Security Onion ISO image

Description

other (please provide detail below)

Installation Type

Standalone

Location

on-prem with Internet access

Hardware Specs

Exceeds minimum requirements

CPU

24

RAM

128GB

Storage for /

241GB

Storage for /nsm

5.6TB

Network Traffic Collection

span port

Network Traffic Speeds

1Gbps to 10Gbps

Status

No, one or more services are failed (please provide detail below)

Salt Status

No, there are no failures

Logs

No, there are no additional clues

Detail

After upgrading from 2.4.20 to 2.4.30 so-zeek container kept restarting itself. Looking into the logs it as mentioning an error at line 24 in communityid.zeek,

event connection_state_remove(c: connection) {
c$conn$community_id = hash_conn(c);
}

Seems something might have change on the configuration portion. Commenting out these lines solves the issue and Zeek starts working normally.

Guidelines

• I have read the above statement and can confirm my post is relevant to Security Onion 2.4.

[defensivedepth]

Do you have any custom zeek modifications or config?

[Jsitech]

No

[TOoSmOotH]

sudo ls -l /opt/so/saltstack/local/salt/zeek/defaults.yaml on the manager.

[Jsitech]

That file is not present on that location.

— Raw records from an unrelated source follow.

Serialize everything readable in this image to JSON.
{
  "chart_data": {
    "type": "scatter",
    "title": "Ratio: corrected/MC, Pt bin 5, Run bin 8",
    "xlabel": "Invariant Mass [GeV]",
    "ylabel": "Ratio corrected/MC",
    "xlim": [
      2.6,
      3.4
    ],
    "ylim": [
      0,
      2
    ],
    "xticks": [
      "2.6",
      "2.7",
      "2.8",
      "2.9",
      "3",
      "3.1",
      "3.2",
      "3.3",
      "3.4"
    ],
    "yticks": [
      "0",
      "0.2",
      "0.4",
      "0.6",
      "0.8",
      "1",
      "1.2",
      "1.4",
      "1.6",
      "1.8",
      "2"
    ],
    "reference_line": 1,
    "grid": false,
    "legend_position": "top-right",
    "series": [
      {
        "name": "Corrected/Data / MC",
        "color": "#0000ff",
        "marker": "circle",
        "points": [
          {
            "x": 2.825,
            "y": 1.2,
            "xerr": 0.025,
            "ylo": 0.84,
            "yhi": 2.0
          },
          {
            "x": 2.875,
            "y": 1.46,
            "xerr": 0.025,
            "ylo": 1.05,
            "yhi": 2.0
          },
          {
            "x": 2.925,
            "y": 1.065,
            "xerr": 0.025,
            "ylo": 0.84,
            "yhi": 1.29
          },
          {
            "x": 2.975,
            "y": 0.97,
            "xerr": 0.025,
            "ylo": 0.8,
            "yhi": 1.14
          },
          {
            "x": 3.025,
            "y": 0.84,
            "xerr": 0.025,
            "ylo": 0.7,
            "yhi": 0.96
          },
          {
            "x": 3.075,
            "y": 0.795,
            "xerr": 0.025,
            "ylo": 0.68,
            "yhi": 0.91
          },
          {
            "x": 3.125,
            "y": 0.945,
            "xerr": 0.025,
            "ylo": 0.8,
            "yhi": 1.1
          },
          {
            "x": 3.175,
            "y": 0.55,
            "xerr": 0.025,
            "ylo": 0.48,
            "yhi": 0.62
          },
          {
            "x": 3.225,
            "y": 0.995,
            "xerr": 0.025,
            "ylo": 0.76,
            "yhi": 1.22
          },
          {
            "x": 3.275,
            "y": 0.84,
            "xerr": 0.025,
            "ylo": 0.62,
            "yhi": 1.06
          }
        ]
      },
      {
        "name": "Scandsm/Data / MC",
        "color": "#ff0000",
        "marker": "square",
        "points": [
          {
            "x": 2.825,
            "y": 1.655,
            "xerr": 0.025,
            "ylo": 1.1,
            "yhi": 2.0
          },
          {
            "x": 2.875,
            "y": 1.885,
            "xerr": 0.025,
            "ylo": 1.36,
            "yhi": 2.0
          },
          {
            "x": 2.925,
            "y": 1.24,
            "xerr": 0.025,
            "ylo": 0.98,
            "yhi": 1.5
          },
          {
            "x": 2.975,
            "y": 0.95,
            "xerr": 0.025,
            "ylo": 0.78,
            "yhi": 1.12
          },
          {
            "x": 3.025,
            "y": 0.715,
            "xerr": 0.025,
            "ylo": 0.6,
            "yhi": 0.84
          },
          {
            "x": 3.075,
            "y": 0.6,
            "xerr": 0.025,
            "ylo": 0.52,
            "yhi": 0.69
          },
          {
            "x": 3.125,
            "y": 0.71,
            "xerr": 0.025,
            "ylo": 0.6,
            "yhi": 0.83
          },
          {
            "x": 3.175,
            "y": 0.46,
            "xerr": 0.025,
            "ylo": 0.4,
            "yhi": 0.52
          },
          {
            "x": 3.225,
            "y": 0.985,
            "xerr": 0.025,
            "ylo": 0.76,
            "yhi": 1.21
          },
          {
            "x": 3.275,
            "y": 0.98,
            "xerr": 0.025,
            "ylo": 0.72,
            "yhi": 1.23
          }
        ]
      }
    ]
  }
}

ls: cannot access '/opt/so/saltstack/local/salt/zeek/defaults.yaml': No such file or directory

[Jsitech]

Also noticed, that commenting the line on the mentioned file communityid.zeek, does not solve the issue completely, the container now restarts every hour but cannot find any logs indicating why it is doing that.

[TOoSmOotH]

you should not be modifying files via the command line. I would try and do a so-saltstack-update to put the files back to the way they are supposed to be then check zeek -> config -> local -> load and make sure the defaults match.